AFL-CIO President Richard Trumka, Cherri Foytlin of Gulf Change, and 350.org co-founder Bill McKibben will speak to more than 5,000 young voters, at a rally in front of the White House this Monday to demand that the President and Congress stand up to Big Polluters, protect the Clean Air Act, and make corporate polluters like BP pay for their pollution. They’re calling on President Obama and Congress to end handouts to corporate polluters, make them pay their fair share, invest in a clean energy economy, and create good jobs. Rally participants will then move on to protest at the US Chamber of Commerce, which serves as a front group for Big Polluters, the DC headquarters of BP, and the headquarters of the electric utility Gen-On, which continues to burn coal in Virginia. Young people will then have hundreds ofvisits to Congressional offices to demand that Congress protect the Clean Air Act and stop taking money from corporate polluters.

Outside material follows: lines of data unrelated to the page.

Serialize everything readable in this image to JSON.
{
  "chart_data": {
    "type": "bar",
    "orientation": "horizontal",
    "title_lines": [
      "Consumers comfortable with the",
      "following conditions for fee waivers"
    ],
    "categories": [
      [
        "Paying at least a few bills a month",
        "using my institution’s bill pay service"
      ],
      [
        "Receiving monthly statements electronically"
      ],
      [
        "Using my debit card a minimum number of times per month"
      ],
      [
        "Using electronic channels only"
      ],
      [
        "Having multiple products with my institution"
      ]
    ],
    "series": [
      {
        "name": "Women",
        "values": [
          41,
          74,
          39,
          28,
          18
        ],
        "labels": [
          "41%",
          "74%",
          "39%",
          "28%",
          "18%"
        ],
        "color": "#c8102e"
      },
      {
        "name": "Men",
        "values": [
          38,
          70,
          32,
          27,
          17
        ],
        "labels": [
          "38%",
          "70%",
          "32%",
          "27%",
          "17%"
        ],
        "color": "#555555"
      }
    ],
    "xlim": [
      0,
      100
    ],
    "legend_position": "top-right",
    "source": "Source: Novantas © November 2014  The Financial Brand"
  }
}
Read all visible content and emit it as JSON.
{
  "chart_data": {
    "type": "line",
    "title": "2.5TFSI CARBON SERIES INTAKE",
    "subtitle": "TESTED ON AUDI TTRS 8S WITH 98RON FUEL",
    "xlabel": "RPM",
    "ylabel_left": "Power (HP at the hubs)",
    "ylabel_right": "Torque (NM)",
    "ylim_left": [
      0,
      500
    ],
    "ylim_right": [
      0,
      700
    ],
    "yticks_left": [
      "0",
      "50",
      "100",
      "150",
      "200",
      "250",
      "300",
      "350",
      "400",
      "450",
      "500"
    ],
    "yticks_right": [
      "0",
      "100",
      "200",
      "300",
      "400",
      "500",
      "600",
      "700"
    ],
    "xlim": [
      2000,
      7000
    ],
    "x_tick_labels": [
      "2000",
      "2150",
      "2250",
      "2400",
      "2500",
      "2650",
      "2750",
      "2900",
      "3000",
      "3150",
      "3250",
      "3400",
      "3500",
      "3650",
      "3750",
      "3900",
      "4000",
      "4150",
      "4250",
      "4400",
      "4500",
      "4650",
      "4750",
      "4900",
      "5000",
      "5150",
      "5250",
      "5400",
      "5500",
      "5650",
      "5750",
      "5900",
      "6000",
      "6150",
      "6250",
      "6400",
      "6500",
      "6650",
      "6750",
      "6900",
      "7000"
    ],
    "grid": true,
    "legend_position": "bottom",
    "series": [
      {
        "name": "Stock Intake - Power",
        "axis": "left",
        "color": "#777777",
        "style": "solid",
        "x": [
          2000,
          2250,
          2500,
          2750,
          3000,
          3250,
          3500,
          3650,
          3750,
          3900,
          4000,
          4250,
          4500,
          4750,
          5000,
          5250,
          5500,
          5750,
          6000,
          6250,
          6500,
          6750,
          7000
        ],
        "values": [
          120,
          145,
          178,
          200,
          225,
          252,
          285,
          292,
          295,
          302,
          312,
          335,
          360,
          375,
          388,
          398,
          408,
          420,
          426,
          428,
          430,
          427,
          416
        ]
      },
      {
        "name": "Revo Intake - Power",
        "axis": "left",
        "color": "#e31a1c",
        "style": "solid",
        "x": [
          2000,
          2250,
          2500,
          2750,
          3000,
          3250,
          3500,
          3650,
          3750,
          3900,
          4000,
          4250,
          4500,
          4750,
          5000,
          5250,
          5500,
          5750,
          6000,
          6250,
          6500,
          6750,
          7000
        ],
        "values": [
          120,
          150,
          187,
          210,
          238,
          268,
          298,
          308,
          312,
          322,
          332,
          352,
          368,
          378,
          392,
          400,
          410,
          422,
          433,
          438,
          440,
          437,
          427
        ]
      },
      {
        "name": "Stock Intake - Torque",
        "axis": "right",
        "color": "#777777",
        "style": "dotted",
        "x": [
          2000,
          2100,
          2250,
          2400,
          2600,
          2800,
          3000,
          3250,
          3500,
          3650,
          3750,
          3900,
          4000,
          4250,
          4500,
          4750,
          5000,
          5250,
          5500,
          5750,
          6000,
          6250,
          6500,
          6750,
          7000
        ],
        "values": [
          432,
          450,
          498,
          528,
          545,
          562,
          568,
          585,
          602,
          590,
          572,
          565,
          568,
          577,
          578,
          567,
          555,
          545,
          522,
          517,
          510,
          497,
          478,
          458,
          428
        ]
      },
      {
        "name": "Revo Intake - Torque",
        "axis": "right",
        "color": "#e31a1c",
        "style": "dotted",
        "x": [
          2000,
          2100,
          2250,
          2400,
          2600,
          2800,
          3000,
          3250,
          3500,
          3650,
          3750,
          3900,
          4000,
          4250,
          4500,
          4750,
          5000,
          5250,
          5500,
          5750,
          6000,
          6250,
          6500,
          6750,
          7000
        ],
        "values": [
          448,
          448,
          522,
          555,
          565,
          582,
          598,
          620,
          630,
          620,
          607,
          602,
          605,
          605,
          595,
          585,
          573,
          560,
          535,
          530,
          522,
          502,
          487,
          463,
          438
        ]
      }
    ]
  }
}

On the anniversary of Deepwater Horizon, PowerShift-ers plan to shut down BP stations nation wide.

It’s been one year since the BP Drilling Disaster, but BP hasn’t cleaned up its mess and the Gulf is still suffering.

On the one-year memorial, we will stand in solidarity with the Gulf and call on President Obama and Congress to make big polluters like BP pay for their recklessness, and shift dirty energy handouts to clean energy investments.